A natural language question is sent through the full production pipeline: the question goes to our API, Claude generates SQL, Railway executes it, and the result is checked. This tests the end-to-end system that users interact with. If Layer 2 fails but Layer 1 passes, the AI is misinterpreting the question or generating incorrect SQL.
BRFSS Results
11 testsBehavioral Risk Factor Surveillance System — self-reported survey data, 400K+ respondents/year. Values are weighted prevalence percentages using CDC's _LLCPWT survey weights.
| Statistic | Year | Published | Gold SQL | Dev | NL Query | Dev | Source |
|---|---|---|---|---|---|---|---|
| Adult obesity (national) | 2017 | 30.1% | 30.1% | 0.0 | 30.1% | 0.0 | CDC Obesity Maps |
| Adult obesity (national) | 2018 | 30.9% | 30.9% | 0.0 | 30.9% | 0.0 | CDC Obesity Maps |
| Adult obesity (West Virginia) | 2018 | 39.5% | 39.5% | 0.0 | 39.5% | 0.0 | CDC State Data |
| Adult obesity (Colorado) | 2018 | 22.9% | 22.9% | 0.0 | 22.9% | 0.0 | CDC State Data |
| Current smoking | 2018 | 15.5% | 15.5% | 0.0 | 15.5% | 0.0 | CDC Tobacco Data |
| Adult obesity (national) | 2020 | 31.9% | 31.9% | 0.0 | 31.9% | 0.0 | CDC Obesity Maps |
| Diagnosed diabetes | 2018 | 10.9% | 11.4% | +0.5 | 11.8% | +0.9 | CDC Diabetes |
| Current asthma | 2018 | 9.2% | 9.2% | 0.0 | 9.2% | 0.0 | CDC Asthma |
| Physical inactivity | 2018 | 24.5% | 24.5% | 0.0 | 24.5% | 0.0 | CDC PCD |
| Adult obesity (national) | 2023 | 34.3% | 32.8% | -1.5 | 32.8% | -1.5 | CDC Newsroom |
| Depressive disorder | 2019 | 19.9% | 18.8% | -1.1 | 18.8% | -1.1 | PLOS ONE |
NHANES Results
8 testsNational Health and Nutrition Examination Survey (2021–2023 cycle) — clinical exams + lab measurements. Values are weighted prevalence percentages using WTMEC2YR exam weights.
| Statistic | Year | Published | Gold SQL | Dev | NL Query | Dev | Source |
|---|---|---|---|---|---|---|---|
| Obesity overall (BMI≥30) | 2021–23 | 40.3% | 40.3% | 0.0 | 39.8% | -0.5 | NCHS Brief #508 |
| Obesity, men (BMI≥30) | 2021–23 | 39.2% | 39.2% | 0.0 | 38.7% | -0.5 | NCHS Brief #508 |
| Obesity, women (BMI≥30) | 2021–23 | 41.3% | 41.3% | 0.0 | 40.8% | -0.5 | NCHS Brief #508 |
| Total diabetes (incl. undiagnosed) | 2021–23 | 15.8% | 13.8% | -2.0 | 13.8% | -2.0 | NCHS Brief #516 |
| High cholesterol (≥240 mg/dL) | 2021–23 | 11.3% | 11.4% | +0.1 | 11.1% | -0.2 | NCHS Brief #515 |
| Hypertension (measured + Dx) | 2021–23 | 47.7% | 50.0% | +2.3 | 50.0% | +2.3 | NCHS Brief #511 |
| Severe obesity (BMI≥40) | 2021–23 | 9.4% | 9.4% | 0.0 | 9.3% | -0.1 | NCHS Brief #508 |
| Depression (PHQ-9≥10) | 2021–23 | 13.1% | 12.6% | -0.5 | 12.6% | -0.5 | NCHS Brief #527 |
Notes
Tolerance thresholds
Each test has a pre-defined tolerance (typically 1–2 percentage points for BRFSS, 1.5–5 for NHANES). These account for differences in survey weight versions, age cutoffs, and rounding. A deviation within tolerance is a pass.

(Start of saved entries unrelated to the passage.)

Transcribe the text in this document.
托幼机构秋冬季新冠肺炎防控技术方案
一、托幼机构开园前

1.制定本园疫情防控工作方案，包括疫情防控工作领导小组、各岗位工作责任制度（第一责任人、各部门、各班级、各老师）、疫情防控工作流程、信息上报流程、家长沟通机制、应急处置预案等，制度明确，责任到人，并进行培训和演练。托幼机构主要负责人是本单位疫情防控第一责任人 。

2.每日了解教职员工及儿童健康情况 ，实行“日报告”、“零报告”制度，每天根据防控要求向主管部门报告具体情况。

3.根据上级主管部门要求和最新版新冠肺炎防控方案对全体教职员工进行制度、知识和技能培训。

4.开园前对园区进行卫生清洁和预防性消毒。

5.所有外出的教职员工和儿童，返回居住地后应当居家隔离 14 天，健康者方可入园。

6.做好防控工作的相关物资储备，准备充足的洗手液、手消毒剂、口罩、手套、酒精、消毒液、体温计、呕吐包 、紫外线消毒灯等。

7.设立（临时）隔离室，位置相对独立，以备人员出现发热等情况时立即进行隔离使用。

BRFSS vs NHANES obesity gap
BRFSS reports ~31–33% obesity; NHANES reports ~40%. This is not an error. BRFSS uses self-reported height/weight (people underreport weight), while NHANES uses clinical measurements. The gap is well-documented in epidemiological literature.
What each layer catches
Layer 1 failures indicate data issues: wrong codebook interpretation, missing survey weights, incorrect variable coding. Layer 2 failures (with Layer 1 passing) indicate AI issues: the NL-to-SQL model is generating incorrect queries. Both layers passing means the data is correct and the AI can reproduce results from plain English questions.